Kojey’s collaborative past is one brimming with unique producers, vocalists, lyricists, and rappers alike. But for the sake of a prospective collaboration between he and KAYTRANADA, his work with UK super producer, Swindle, and Dutch experimentalist, Jarreau Vandal is likely the most relevant. Can’t Go Back and Nothing Nice respectively put on display Kojey’s ability to use different elements of his wide-ranging aesthetic to adhere to the sound of a track’s overseeing production. He can rap, he can sing, he can recite bouts of hard-hitting emotion, and he can pursue all of them through a variety of differentiating vocal play. One of the broader musical talents in music today, he is an experimental producer’s dream come true.
How They Collaborate
This episode feels hand-picked. This collaboration just feels right. And a lot of that has to do with the fact that it’s probably going to happen at some point in the not-so-near future.

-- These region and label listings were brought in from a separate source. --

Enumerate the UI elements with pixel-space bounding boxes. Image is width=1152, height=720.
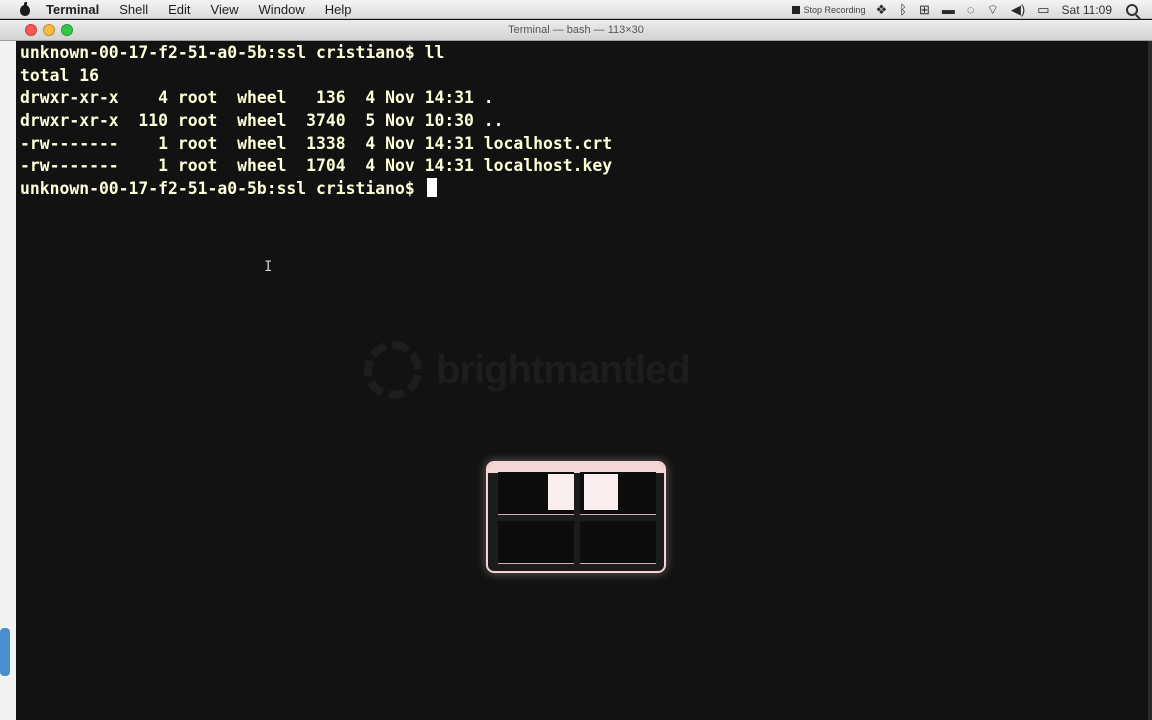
menu-window[interactable]: Window <box>259 2 305 17</box>
terminal-line: total 16 <box>20 65 99 85</box>
spaces-icon[interactable]: ⊞ <box>919 0 930 19</box>
terminal-prompt-line[interactable]: unknown-00-17-f2-51-a0-5b:ssl cristiano$ <box>20 178 1152 201</box>
space-3[interactable] <box>498 521 574 564</box>
spotlight-search-icon[interactable] <box>1126 3 1138 16</box>
terminal-line: unknown-00-17-f2-51-a0-5b:ssl cristiano$… <box>20 43 445 62</box>
text-cursor <box>426 178 437 198</box>
space-window-thumbnail <box>548 474 574 510</box>
minimize-button[interactable] <box>43 24 55 36</box>
menu-view[interactable]: View <box>211 2 239 17</box>
menu-extras: Stop Recording ❖ ᛒ ⊞ ▬ ◌ ⌔ ◀) ▭ Sat 11:0… <box>791 0 1152 19</box>
menu-help[interactable]: Help <box>325 2 352 17</box>
stop-recording-button[interactable]: Stop Recording <box>791 4 866 15</box>
stop-square-icon <box>791 5 800 14</box>
battery-icon[interactable]: ▭ <box>1037 0 1049 19</box>
terminal-line: -rw------- 1 root wheel 1704 4 Nov 14:31… <box>20 156 613 176</box>
window-title: Terminal — bash — 113×30 <box>508 24 644 36</box>
sync-icon[interactable]: ❖ <box>876 0 888 19</box>
bluetooth-icon[interactable]: ᛒ <box>899 0 907 19</box>
space-2[interactable] <box>580 472 656 515</box>
menu-clock[interactable]: Sat 11:09 <box>1062 3 1112 17</box>
terminal-line: drwxr-xr-x 110 root wheel 3740 5 Nov 10:… <box>20 111 504 131</box>
close-button[interactable] <box>25 24 37 36</box>
ibeam-cursor-icon: I <box>264 259 273 275</box>
spaces-grid <box>498 472 656 564</box>
space-window-thumbnail <box>584 474 618 510</box>
spaces-switcher-overlay <box>486 461 666 573</box>
space-4[interactable] <box>580 521 656 564</box>
volume-icon[interactable]: ◀) <box>1011 0 1025 19</box>
prompt-text: unknown-00-17-f2-51-a0-5b:ssl cristiano$ <box>20 179 425 199</box>
zoom-button[interactable] <box>61 24 73 36</box>
dock-edge-handle[interactable] <box>0 628 10 676</box>
menu-terminal[interactable]: Terminal <box>46 2 99 17</box>
time-machine-icon[interactable]: ◌ <box>967 0 975 19</box>
window-titlebar[interactable]: Terminal — bash — 113×30 <box>0 20 1152 41</box>
watermark-logo: brightmantled <box>364 341 691 399</box>
gear-logo-icon <box>364 341 422 399</box>
terminal-line: -rw------- 1 root wheel 1338 4 Nov 14:31… <box>20 133 613 153</box>
menu-bar: Terminal Shell Edit View Window Help Sto… <box>0 0 1152 19</box>
menu-edit[interactable]: Edit <box>168 2 190 17</box>
scrollbar[interactable] <box>1148 41 1152 720</box>
terminal-window: Terminal — bash — 113×30 unknown-00-17-f… <box>0 20 1152 720</box>
stop-recording-label: Stop Recording <box>803 4 866 15</box>
watermark-text: brightmantled <box>436 347 691 392</box>
display-icon[interactable]: ▬ <box>942 0 955 19</box>
terminal-output[interactable]: unknown-00-17-f2-51-a0-5b:ssl cristiano$… <box>0 41 1152 720</box>
apple-icon[interactable] <box>18 2 32 16</box>
space-1[interactable] <box>498 472 574 515</box>
menu-shell[interactable]: Shell <box>119 2 148 17</box>
terminal-line: drwxr-xr-x 4 root wheel 136 4 Nov 14:31 … <box>20 88 494 108</box>
wifi-icon[interactable]: ⌔ <box>987 0 999 19</box>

KAYTRANADA has blown up since the release of 99.9%, but he’s never lost touch with the mosaic of up-and-coming talent whose sound would work best alongside his own, and whose talent would challenge him to keep evolving as a producer. Kojey Radical is amidst that glow-up as we speak. With Cashmere Tears haven’t sent waves of his imminent presence through just about every stylistic medium in music, one perhaps untapped to this point would be an electronically led direction. And by no measure is there a producer more suited for the task of shining Kojey’s sound in a new light than KAYTRANADA.
Whether a simple single to start or an Anderson .Paak – Knxwledge-esque project in full, Kojey Radical and KAYTRANADA can – and will – change music together.